Some victims of aggressive bill collectors had only one place to turn: Tappy Phillips and 7 On Your Side.

With these tough economic times, many people are falling behind in their bills. But did you know that debtors have rights?

"Day after day, week after week, I keep getting the phone calls," Evelyne Jacques said. "I get the letters."

Jacques was being hounded by a debt collector.

"I was stressed," she said. "I lost sleep over it. I just couldn't understand, where did this come from?"

The debt collector told her it was for MasterCard charge back in 1994. But Evelyne had no credit cards then.

Jacques: "'94, I just graduated high school."
Tappy: "Did you have any credit cards when you just graduated from high school?"
Jacques: "No, I didn't have any credit cards."

"One of the more frequent complaints we get is simply harassment," said Glen Gordon, of the Federal Trade Commission.

What Evelyne didn't know was that there are laws to protect her.

"What the debt collector can't do is threaten to sue you, because they know that the debt is time barred," Gordon said.

And there's a statute of limitations.

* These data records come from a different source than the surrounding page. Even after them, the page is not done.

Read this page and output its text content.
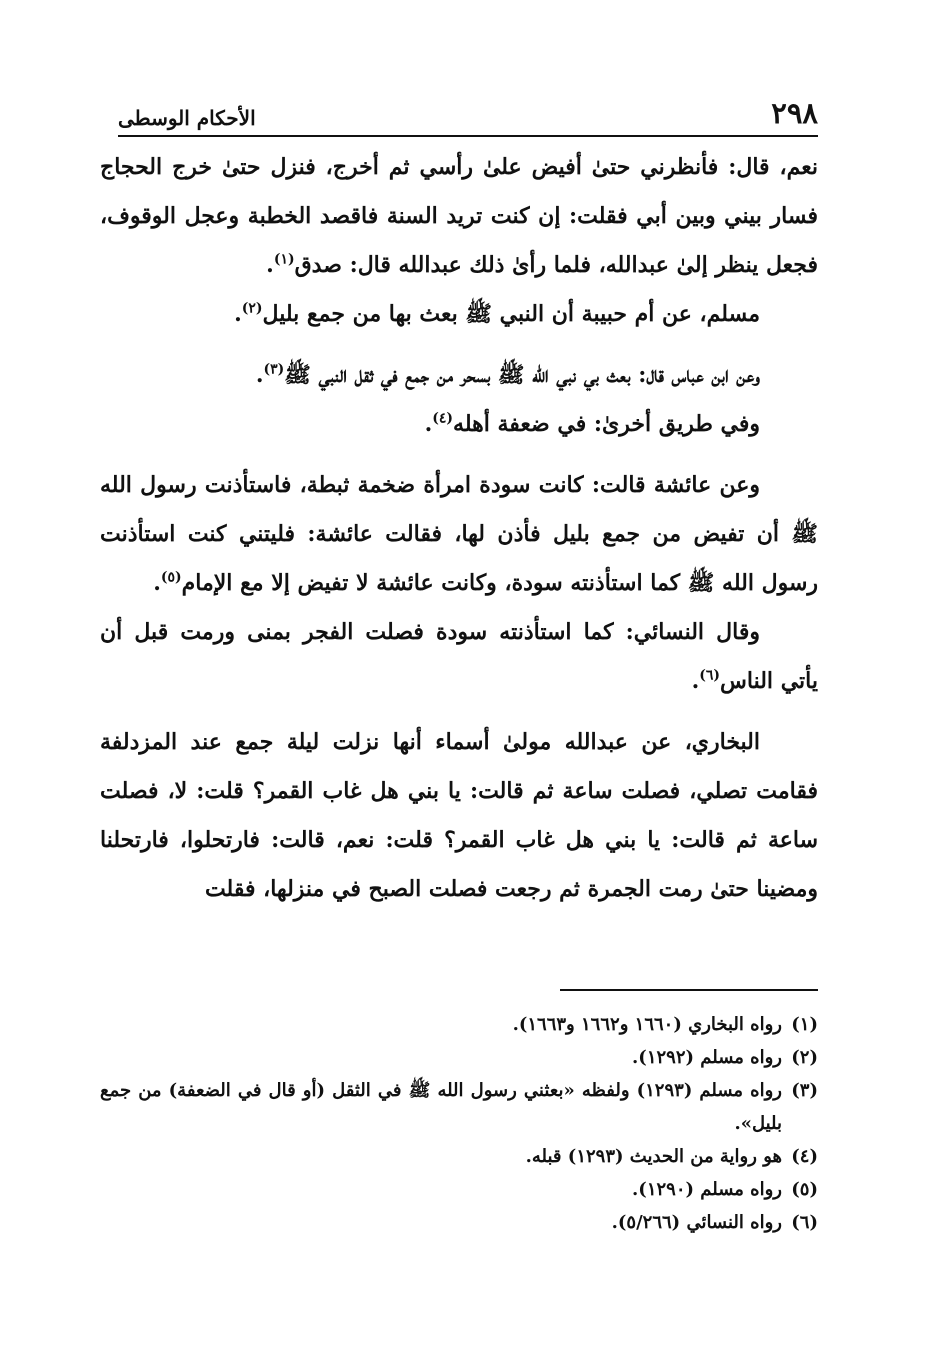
٢٩٨
الأحكام الوسطى

نعم، قال: فأنظرني حتىٰ أفيض علىٰ رأسي ثم أخرج، فنزل حتىٰ خرج الحجاج فسار بيني وبين أبي فقلت: إن كنت تريد السنة فاقصد الخطبة وعجل الوقوف، فجعل ينظر إلىٰ عبدالله، فلما رأىٰ ذلك عبدالله قال: صدق$^{(١)}$.

مسلم، عن أم حبيبة أن النبي ﷺ بعث بها من جمع بليل$^{(٢)}$.

وعن ابن عباس قال: بعث بي نبي الله ﷺ بسحر من جمع في ثقل النبي ﷺ$^{(٣)}$.

وفي طريق أخرىٰ: في ضعفة أهله$^{(٤)}$.

وعن عائشة قالت: كانت سودة امرأة ضخمة ثبطة، فاستأذنت رسول الله ﷺ أن تفيض من جمع بليل فأذن لها، فقالت عائشة: فليتني كنت استأذنت رسول الله ﷺ كما استأذنته سودة، وكانت عائشة لا تفيض إلا مع الإمام$^{(٥)}$.

وقال النسائي: كما استأذنته سودة فصلت الفجر بمنى ورمت قبل أن يأتي الناس$^{(٦)}$.

البخاري، عن عبدالله مولىٰ أسماء أنها نزلت ليلة جمع عند المزدلفة فقامت تصلي، فصلت ساعة ثم قالت: يا بني هل غاب القمر؟ قلت: لا، فصلت ساعة ثم قالت: يا بني هل غاب القمر؟ قلت: نعم، قالت: فارتحلوا، فارتحلنا ومضينا حتىٰ رمت الجمرة ثم رجعت فصلت الصبح في منزلها، فقلت

(١)
رواه البخاري (١٦٦٠ و١٦٦٢ و١٦٦٣).

(٢)
رواه مسلم (١٢٩٢).

(٣)
رواه مسلم (١٢٩٣) ولفظه «بعثني رسول الله ﷺ في الثقل (أو قال في الضعفة) من جمع بليل».

(٤)
هو رواية من الحديث (١٢٩٣) قبله.

(٥)
رواه مسلم (١٢٩٠).

(٦)
رواه النسائي (٥/٢٦٦).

In New York, New Jersey and Connecticut, generally debts expire after six years. But that's doesn't mean collectors can't ask for it. Just don't make a payment promise.

"If you've got a 20-year-old debt, and the debt collector starts harassing you about it, and you say, OK, I will agree to pay X amount to settle this, you've created a brand new obligation," Gordon said.

And there's another new trick collectors are trying.

"She kept going on and on, 'Can you please tell me, please help me,'" consumer Carolyn Montague said.

A debt collector called her, trying to convince her to contact her next door neighbor who owed money.

"I felt like I was being harassed," she said. "I'm not the one that owes this person money, nor am I the person getting paid to get the money."

And she's right. It's against the law.

"There's no reason for them to be calling your neighbor," Gordon said. "Seems to us that it's probably just an effort to perhaps embarrass you into paying a debt."

As for Evelyne? We called the collection agency and they backed off.

So what if a debt collector is harassing you for a debt you don't owe. The first tip? Question the bill in writing. You have just 30 days to get that to them. And send it "return receipt requested" so you have a record of it.